Annaly Capital Management, Inc. (NYSE:NLY) has had a great run post the financial crisis that was latest to hit the nation. The really low short term interest rates have proven to be a great catalyst to help boost profits for this company and there is no doubt that this is a company on a roll. The company boasts of a 5 year stakeholder return which is more than double of what the S&P 500 was 6 months ago.
But all may not be well for Annaly Capital Management Inc. as one of the securities that are present in the company’s portfolio has recently been poked by the Federal Reserve with hints of tapering with the monthly purchases from MBS. This could very well turn out into a nasty affair for the company and really mess up the plans for a successful comeback. This could cause a significant drop in the share prices of Annaly Capital Management as it would bring down the value of the currently existent securities. This news comes right after investors have finally managed to kick their worries regarding a drop in the REIT’s book values.
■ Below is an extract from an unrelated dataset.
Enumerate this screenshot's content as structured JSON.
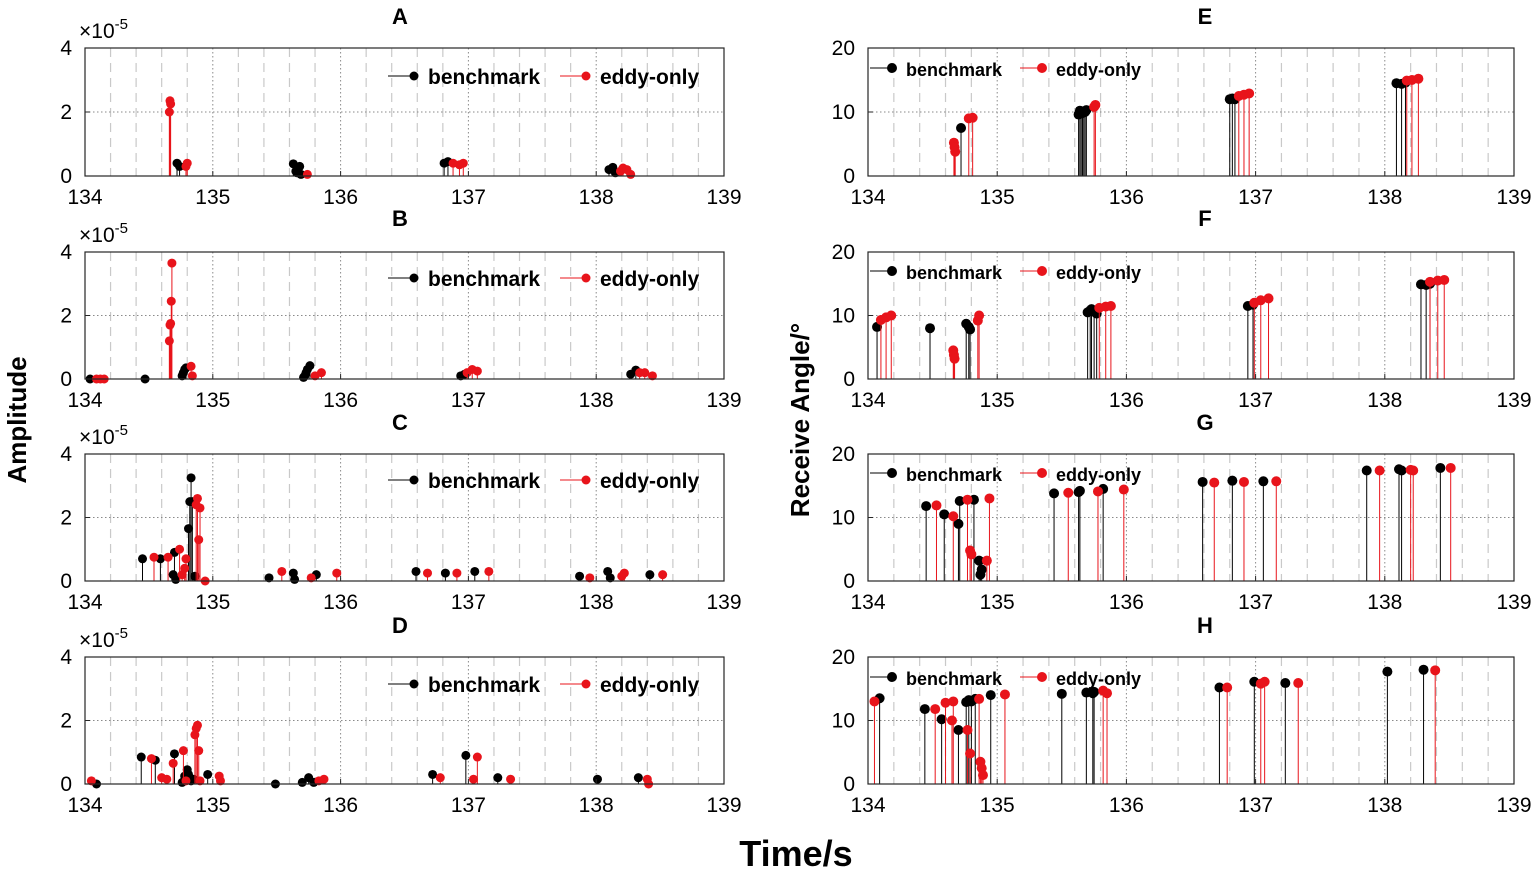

In the most recent trading, share prices for Annaly Capital Management Inc rose by 0.33%. The high price for the share for the entire day on Wednesday was $12.07 which dipped to $12.01 with an all day low of $11.95. Around 14.12 million shares were traded on Wednesday and this was aslightly higher than the 20 day average volume which was around 13.24 million shares. The lowest value for shares in 52 weeks was $10.63 and the highest is $16.20. The company’s currently valued at $11.83 billion worth of market capitalization.
Annaly Capital Management, Inc. is a company that has finances, owns and managed a range of real estate related investments. Some examples are mortgage pass through certificates, agency callable debentures and collateralized mortgage obligations apart from the other securities that are backed by various loan pools in mortgages. Its subsidiaries offer real estate management and other related financial services.